Meskipun Park, presiden perempuan pertama di negaranya, melihat keluarnya Park secara memalukan, perempuan Korea Selatan melihat kejatuhannya sebagai kemenangan bagi perempuan di negara tersebut karena gerakan yang memaksanya keluar dimulai oleh mahasiswa Ewha.

Kim mengatakan dia tidak akan pernah melupakan ikatan khusus antara para perempuan selama aksi duduk tersebut, dengan para pelajar dari berbagai generasi saling memanggil satu sama lain sebagai “teman” – sesuatu yang tidak dia dan orang lain alami selama gerakan protes sebelumnya, di mana hierarki dan struktur kepemimpinan sangat kaku.

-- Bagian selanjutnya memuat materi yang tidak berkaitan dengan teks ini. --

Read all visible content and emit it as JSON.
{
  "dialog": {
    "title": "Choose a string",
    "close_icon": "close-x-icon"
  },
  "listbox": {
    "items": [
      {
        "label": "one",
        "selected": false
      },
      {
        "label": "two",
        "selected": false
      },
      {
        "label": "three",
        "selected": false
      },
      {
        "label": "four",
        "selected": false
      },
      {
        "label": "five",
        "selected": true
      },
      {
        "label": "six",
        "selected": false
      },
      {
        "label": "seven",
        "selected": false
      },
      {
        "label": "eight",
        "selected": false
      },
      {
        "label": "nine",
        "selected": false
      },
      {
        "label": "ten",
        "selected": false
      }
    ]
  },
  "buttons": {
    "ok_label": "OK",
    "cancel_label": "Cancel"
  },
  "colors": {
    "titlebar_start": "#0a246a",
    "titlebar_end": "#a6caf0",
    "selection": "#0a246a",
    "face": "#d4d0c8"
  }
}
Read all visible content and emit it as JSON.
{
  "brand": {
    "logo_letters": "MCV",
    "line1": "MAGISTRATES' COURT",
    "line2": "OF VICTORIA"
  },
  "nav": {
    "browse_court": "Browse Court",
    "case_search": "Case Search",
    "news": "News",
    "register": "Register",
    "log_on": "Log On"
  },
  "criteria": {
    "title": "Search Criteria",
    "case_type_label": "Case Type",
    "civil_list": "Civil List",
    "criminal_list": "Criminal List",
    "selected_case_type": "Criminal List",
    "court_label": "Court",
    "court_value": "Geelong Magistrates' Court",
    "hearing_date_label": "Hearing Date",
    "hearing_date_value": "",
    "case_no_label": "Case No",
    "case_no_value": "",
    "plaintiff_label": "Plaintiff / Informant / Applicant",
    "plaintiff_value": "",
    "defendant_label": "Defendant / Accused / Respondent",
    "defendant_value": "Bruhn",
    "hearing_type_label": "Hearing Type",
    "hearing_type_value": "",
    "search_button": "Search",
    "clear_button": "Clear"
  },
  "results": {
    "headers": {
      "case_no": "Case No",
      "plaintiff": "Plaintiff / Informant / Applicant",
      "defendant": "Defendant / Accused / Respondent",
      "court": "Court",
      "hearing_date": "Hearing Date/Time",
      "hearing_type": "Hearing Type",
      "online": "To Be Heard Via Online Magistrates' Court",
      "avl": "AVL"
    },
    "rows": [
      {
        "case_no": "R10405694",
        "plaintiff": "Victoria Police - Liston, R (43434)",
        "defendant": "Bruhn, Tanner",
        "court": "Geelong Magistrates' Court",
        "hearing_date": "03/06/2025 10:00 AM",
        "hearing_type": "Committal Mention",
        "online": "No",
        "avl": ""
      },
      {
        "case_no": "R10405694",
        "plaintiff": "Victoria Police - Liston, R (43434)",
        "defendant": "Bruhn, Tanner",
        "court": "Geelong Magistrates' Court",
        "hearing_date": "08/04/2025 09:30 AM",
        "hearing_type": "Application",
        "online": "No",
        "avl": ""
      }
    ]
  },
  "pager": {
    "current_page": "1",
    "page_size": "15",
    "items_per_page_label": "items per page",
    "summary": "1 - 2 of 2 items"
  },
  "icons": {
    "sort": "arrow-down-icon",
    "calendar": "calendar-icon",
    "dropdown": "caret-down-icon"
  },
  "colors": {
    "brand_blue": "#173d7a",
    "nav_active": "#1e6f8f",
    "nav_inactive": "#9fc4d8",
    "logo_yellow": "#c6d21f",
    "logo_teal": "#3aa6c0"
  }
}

“Ada banyak diskusi,” kata Kim. “Sangatlah penting untuk melihat bagaimana siswa berusia sekitar 19 dan 20 tahun secara bertahap menyadari masalah sistematis di balik apa yang mereka anggap salah di sekolah. Namun ketika saya melihat beberapa intelektual liberal pun mengejek kami, saya merasa pasti ada masalah gender di sini.”